Living longer has become common in Japan. Remaining healthy, independent, and mentally sharp into old age is a different challenge entirely.

 

TA Medical Research Team  ·  Longevity Series  ·  6 min read  ·  Health-span & Aging


The oldest woman in her village has never heard the word healthspan. She does not need to. At 97, she still tends her garden in the early morning before the heat arrives. Her knees are not what they were. But she moves. She eats with her neighbours three times a week. She has opinions about things. She laughs easily.

 

Her granddaughter, 44 years old, was diagnosed with hypertension last spring.

 

Scientists have been coming to Okinawa for decades to understand the difference between these two women. What they keep finding surprises them — not because it is complex, but because it is so ordinary.


 

01 Living Long and Living Well Are Not the Same Thing


Japan counts its years carefully. Average life expectancy, regularly among the highest in the world, is a source of quiet national pride. What gets counted far less carefully is what those years actually feel like from the inside.

 

In March 2026, researchers at the Buck Institute for Research on Aging published a detailed analysis of exactly this gap. Their starting point was something most people sense but rarely see measured: that the years medicine has added to human life are not always the years people imagined when they hoped to live long. Globally, the average person spends 8 to 10 years in poor health before they die — managing chronic conditions, losing physical independence, or in various degrees of cognitive decline. In Japan, those conditions have specific names and specific numbers, and they are worth knowing.

 

In Japan, the picture is specific. Dementia became the leading cause of death in 2021 and is expected to affect one in three people over 65 by 2030. Stroke touches one in six Japanese at some point in their lives. The lifetime risk of cancer is approaching one in two. Sarcopenia — the gradual loss of muscle mass and strength — affects more than half of all adults past 80 and is the primary reason independence is eventually lost. Diabetes, which rarely appears alone in death statistics, quietly accelerates all of the above and shortens life by six to eight years in those it affects.



 

 None of these conditions appeared suddenly. Each built up over decades, in the background of ordinary life, before becoming visible. Which raises a question the Buck Institute researchers take seriously: if they were building for that long before anyone noticed, when was the right time to act?


 

02 What Changed on the Plate


There is one way to understand Japan’s current disease burden that does not require any medical knowledge at all. Look at what the country ate across three generations, and then look at how the country’s health began to change.


Period

What Was on the Plate

What Appeared in the Clinics

1950

Fish, tofu, miso soup, vegetables, sweet potato, rice. Frying pans uncommon. Sugar a festival luxury. Nothing processed.

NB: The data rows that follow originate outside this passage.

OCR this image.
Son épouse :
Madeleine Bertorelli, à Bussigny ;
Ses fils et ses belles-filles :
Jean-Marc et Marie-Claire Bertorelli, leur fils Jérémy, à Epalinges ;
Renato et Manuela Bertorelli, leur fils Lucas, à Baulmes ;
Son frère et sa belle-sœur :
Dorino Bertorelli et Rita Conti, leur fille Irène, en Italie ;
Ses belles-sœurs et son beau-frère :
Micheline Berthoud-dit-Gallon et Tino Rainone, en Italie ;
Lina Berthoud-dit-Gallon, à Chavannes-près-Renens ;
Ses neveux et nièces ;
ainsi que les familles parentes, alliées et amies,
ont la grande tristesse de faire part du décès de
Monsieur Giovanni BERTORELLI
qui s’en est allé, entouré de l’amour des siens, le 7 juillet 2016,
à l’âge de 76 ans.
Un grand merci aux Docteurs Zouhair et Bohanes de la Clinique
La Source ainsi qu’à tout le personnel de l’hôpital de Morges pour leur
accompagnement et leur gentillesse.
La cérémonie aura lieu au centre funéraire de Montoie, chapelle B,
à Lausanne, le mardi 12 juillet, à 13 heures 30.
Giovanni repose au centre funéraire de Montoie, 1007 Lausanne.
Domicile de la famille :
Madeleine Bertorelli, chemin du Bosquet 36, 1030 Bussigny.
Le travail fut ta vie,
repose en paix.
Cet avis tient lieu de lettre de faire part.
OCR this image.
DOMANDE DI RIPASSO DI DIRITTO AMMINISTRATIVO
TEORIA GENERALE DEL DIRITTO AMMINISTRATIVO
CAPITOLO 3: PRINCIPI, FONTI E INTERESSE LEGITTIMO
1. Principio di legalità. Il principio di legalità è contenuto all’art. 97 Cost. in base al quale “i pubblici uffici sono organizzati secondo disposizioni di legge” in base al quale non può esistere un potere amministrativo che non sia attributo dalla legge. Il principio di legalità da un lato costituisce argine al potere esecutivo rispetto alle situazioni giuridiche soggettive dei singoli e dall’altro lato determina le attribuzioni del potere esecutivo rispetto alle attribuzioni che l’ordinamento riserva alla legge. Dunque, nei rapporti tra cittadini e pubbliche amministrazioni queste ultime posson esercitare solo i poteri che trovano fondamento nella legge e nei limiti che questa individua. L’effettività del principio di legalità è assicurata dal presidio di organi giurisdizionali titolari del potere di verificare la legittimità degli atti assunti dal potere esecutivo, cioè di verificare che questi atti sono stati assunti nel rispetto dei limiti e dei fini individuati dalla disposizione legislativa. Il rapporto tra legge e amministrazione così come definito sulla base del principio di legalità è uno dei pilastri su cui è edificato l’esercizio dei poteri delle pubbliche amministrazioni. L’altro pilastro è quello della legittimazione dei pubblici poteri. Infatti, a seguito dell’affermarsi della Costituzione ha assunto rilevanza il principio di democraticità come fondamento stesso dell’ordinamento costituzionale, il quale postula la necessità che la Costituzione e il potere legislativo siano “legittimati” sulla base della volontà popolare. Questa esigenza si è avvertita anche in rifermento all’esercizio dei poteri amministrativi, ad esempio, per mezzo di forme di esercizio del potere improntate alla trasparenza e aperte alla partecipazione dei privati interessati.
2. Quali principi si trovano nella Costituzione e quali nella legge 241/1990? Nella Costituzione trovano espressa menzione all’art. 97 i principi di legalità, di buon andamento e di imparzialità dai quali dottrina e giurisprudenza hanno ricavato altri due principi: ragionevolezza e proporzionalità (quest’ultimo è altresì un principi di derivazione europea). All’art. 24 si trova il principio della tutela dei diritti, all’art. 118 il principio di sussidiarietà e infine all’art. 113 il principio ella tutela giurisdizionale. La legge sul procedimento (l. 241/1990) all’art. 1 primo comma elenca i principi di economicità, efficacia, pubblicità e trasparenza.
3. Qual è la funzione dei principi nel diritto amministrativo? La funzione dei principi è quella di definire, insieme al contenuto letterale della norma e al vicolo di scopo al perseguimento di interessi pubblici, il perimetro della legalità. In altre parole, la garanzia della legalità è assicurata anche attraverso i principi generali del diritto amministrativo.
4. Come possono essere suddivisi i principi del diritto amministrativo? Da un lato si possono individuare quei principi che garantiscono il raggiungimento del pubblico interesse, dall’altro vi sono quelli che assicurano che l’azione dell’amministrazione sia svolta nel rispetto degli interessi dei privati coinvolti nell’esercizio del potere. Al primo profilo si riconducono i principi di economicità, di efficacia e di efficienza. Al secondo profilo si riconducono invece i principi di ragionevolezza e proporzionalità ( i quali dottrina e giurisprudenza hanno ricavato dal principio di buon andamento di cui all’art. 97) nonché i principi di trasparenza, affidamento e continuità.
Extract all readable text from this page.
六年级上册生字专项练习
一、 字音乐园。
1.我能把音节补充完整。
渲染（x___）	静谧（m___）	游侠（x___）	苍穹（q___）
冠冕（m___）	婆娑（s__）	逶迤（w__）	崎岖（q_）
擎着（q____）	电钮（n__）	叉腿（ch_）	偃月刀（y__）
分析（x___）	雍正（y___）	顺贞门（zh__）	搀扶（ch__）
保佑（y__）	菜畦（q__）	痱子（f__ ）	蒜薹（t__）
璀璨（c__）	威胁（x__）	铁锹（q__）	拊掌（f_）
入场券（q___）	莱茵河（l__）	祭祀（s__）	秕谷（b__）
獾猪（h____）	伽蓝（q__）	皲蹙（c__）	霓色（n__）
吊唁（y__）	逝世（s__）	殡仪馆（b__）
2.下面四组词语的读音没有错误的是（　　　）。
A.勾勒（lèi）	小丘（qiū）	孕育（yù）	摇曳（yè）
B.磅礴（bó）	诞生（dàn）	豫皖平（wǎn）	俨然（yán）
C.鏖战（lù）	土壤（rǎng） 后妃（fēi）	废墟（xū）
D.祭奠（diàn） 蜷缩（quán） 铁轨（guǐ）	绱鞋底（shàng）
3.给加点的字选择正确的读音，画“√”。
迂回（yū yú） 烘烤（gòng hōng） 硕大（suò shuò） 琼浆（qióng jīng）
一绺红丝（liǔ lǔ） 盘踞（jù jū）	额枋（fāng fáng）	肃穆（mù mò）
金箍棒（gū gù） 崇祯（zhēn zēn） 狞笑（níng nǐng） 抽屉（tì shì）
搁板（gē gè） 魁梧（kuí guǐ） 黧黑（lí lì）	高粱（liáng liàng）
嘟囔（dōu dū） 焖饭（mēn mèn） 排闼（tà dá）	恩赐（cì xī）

Main killers: tuberculosis, parasites, respiratory infections. Diabetes, dementia, heart disease — barely counted.

1975

Frying became normal — tonkatsu, tempura, croquettes. Dairy into school lunches. Snacks and soft drinks on every shelf. Bread alongside rice.

Hypertension rising. Early heart disease. Cancer beginning its climb.

1989–now

Cheap seed oils in every convenience store bento. Sugar in everything. Bread and instant noodles replacing rice for many. Meat dominant; fish, tofu, and miso increasingly occasional.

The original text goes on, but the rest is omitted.